This is the prelude to my novel aimed mostly at the older end of the YA market. It is also intended to be an exposé much like Pat Conroy's The Water is Wide. Would you continue reading this book at the bookstore?

Home Means Nevada

Ashton stands up holding a poster board sized copy of the answer key directly behind Señora Faye, who is absorbed in her reading of section D, the oral section of this examination. His obnoxious smile stands out as the centerpiece of the scene as he lets out an occasional fiendish laugh.

All the Spanish vocabulary being tested are cognates, words that are practically the same in English and Spanish. Realism and realismo. Hotel and hotel. It doesn’t matter what I write on the test anyway. Ashton grades it. He’s the student aide. He gives me a 100 on everything.

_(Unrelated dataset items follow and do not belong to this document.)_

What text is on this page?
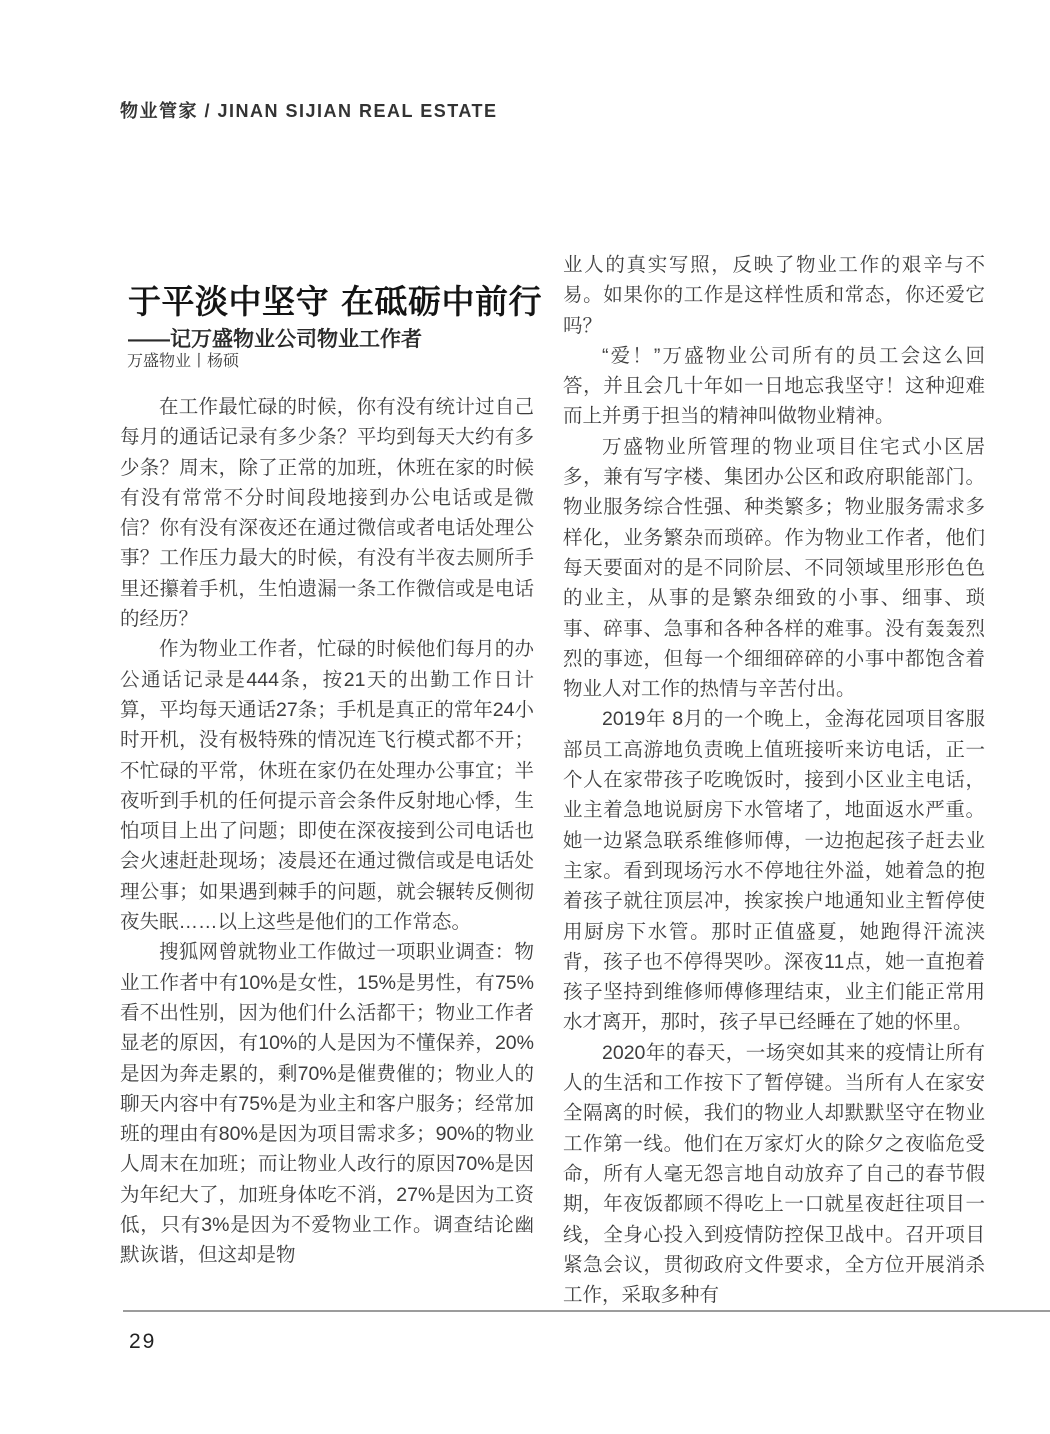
物业管家 / JINAN SIJIAN REAL ESTATE
于平淡中坚守 在砥砺中前行
——记万盛物业公司物业工作者
万盛物业丨杨硕

在工作最忙碌的时候，你有没有统计过自己每月的通话记录有多少条？平均到每天大约有多少条？周末，除了正常的加班，休班在家的时候有没有常常不分时间段地接到办公电话或是微信？你有没有深夜还在通过微信或者电话处理公事？工作压力最大的时候，有没有半夜去厕所手里还攥着手机，生怕遗漏一条工作微信或是电话的经历？

作为物业工作者，忙碌的时候他们每月的办公通话记录是444条，按21天的出勤工作日计算，平均每天通话27条；手机是真正的常年24小时开机，没有极特殊的情况连飞行模式都不开；不忙碌的平常，休班在家仍在处理办公事宜；半夜听到手机的任何提示音会条件反射地心悸，生怕项目上出了问题；即使在深夜接到公司电话也会火速赶赴现场；凌晨还在通过微信或是电话处理公事；如果遇到棘手的问题，就会辗转反侧彻夜失眠……以上这些是他们的工作常态。

搜狐网曾就物业工作做过一项职业调查：物业工作者中有10%是女性，15%是男性，有75%看不出性别，因为他们什么活都干；物业工作者显老的原因，有10%的人是因为不懂保养，20%是因为奔走累的，剩70%是催费催的；物业人的聊天内容中有75%是为业主和客户服务；经常加班的理由有80%是因为项目需求多；90%的物业人周末在加班；而让物业人改行的原因70%是因为年纪大了，加班身体吃不消，27%是因为工资低，只有3%是因为不爱物业工作。调查结论幽默诙谐，但这却是物

业人的真实写照，反映了物业工作的艰辛与不易。如果你的工作是这样性质和常态，你还爱它吗？

“爱！”万盛物业公司所有的员工会这么回答，并且会几十年如一日地忘我坚守！这种迎难而上并勇于担当的精神叫做物业精神。

万盛物业所管理的物业项目住宅式小区居多，兼有写字楼、集团办公区和政府职能部门。物业服务综合性强、种类繁多；物业服务需求多样化，业务繁杂而琐碎。作为物业工作者，他们每天要面对的是不同阶层、不同领域里形形色色的业主，从事的是繁杂细致的小事、细事、琐事、碎事、急事和各种各样的难事。没有轰轰烈烈的事迹，但每一个细细碎碎的小事中都饱含着物业人对工作的热情与辛苦付出。

2019年 8月的一个晚上，金海花园项目客服部员工高游地负责晚上值班接听来访电话，正一个人在家带孩子吃晚饭时，接到小区业主电话，业主着急地说厨房下水管堵了，地面返水严重。她一边紧急联系维修师傅，一边抱起孩子赶去业主家。看到现场污水不停地往外溢，她着急的抱着孩子就往顶层冲，挨家挨户地通知业主暂停使用厨房下水管。那时正值盛夏，她跑得汗流浃背，孩子也不停得哭吵。深夜11点，她一直抱着孩子坚持到维修师傅修理结束，业主们能正常用水才离开，那时，孩子早已经睡在了她的怀里。

2020年的春天，一场突如其来的疫情让所有人的生活和工作按下了暂停键。当所有人在家安全隔离的时候，我们的物业人却默默坚守在物业工作第一线。他们在万家灯火的除夕之夜临危受命，所有人毫无怨言地自动放弃了自己的春节假期，年夜饭都顾不得吃上一口就星夜赶往项目一线，全身心投入到疫情防控保卫战中。召开项目紧急会议，贯彻政府文件要求，全方位开展消杀工作，采取多种有

29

“Necisito repitar?” Senora Faye asks.

I drone off, as the memory begins to fade. It seems unreal. But somehow it pulls me back in.

“Necisito repitar?” she asks again, like I didn’t hear her the first time.

I look at her and then at Ashton. He’s moved from the corner of the room to right behind Señora Faye as he happily waves the answer key in circles above her head, demonically laughing. She’s too stupid to turn around. I like to think that at least. Maybe she’s known all along he’s right behind her the whole time. She just chooses to ignore him because she doesn’t care at all.

This is the dream I keep having anyway, in some way or another at least. It keeps haunting me.

The beach was beautiful that summer, anyway. Everything I had seen in the last two years just melted together I suppose. I’d go out and bake in the sun a bit. Maybe go into the water—sometimes surf—but more often I’d just go out and float in the water for I while. I’d be out there for hours if I felt like it really. And all the while, the scene kept flooding back into my mind.

The water was cold though that year, and I’d wake up suddenly after floating for so long to find myself shivering far out from the beach. Then I’d start floating again, and Ashton and Señora Faye would come right back.

John was here with me just for the summer, and then he’d be back for his home back east. We were third cousins twice removed or something silly like that, and I’d seem him only once before that summer. He’d swim with me in the morning sometimes but mostly we’d just aimlessly lie down at the beach doing nothing, tan maybe. He knew some girls out here, and he’d bring me out to go meet them sometimes. It was fun really. He’d come in the middle of the night always and manage to wake me up no matter how quiet he was. I’d forget all about Señora Faye and Ashton and everything that had happened for the past two years as I’d tried to get out of him where he’d been that particular night. I’d bug him about it, but he’d be all-elusive about it for a while and then would just doze off. But gee though, it was real nice to have a fresh face around after everything.

John and I’d take my younger brother every now and then to the tide pool, you know just to look at the crabs and stuff. He’d run off and catch them, and we’d try our best to make sure he didn’t jump off too big a rock or something. And the tides kept going back and forth as the sun kept going up and down. I’d close my eyes and forget the last few years, only to be reminded again of everything by Ashton’s face.

Ashley told me it’d be like this, for a while at least. That the days would just roll together for a while. The thing was, she said, that I’d gotten so used to being at school, so absorbed in it all, that I’d have difficulty accepting anything had ever ended. She’d said it’d be good for me to get away from everything for a while. It would all be just a dream at first, yes, entirely unbelievable—but one that I’d eventually wake up from too.

It wasn’t just my story alone that I thought about. I thought of the stories of so many others I knew, and, really I guess, it all was the same story anyway. Just different but interconnected perversions of the same problem. And all of it came back to that scene of Ashton and Señora Faye in the end.

In a way, I supposed I missed everyone. Ashley’s advice or just her voice would flood into my head every so often, filling it when Ashton did not. As if it mattered now. And Ashton, god how that kid worked his ass off. All for nothing. Only to burn out and go insane.

I don’t know why I started writing really.


I almost stopped reading after the first few paragraphs, but determined to suffer through the whole thing. For an exposé, it doesn't expose much, does it? No clue who any of the characters are, just a bunch of names. No clue who the narrator is, not a name or even a gender. I suspect he's male, but who knows? I don't know why he started writing either. I wish he hadn't.

So no, I would not continue. It was a struggle to read and a relief to stop to tell you the truth.

If I were you, I'd switch to third person. This is a textbook example of the common problem most beginners have with first person. The narrator yammers about himself or nothing in particular with zero advancement of any kind of story. Try again.

I know that's a tough critique to accept. Nobody wants to see that kind of opinion about their writing. But the fact remains: you must tell some kind of story, else what's the point of writing? Your query, your prelude (which you should eliminate and just start at Chapter 1), your book...ALL of them must tell a story that makes some kind of sense to the reader. Nobody wants to read a bunch of blather. Readers like a plot and conflict. Give it to them.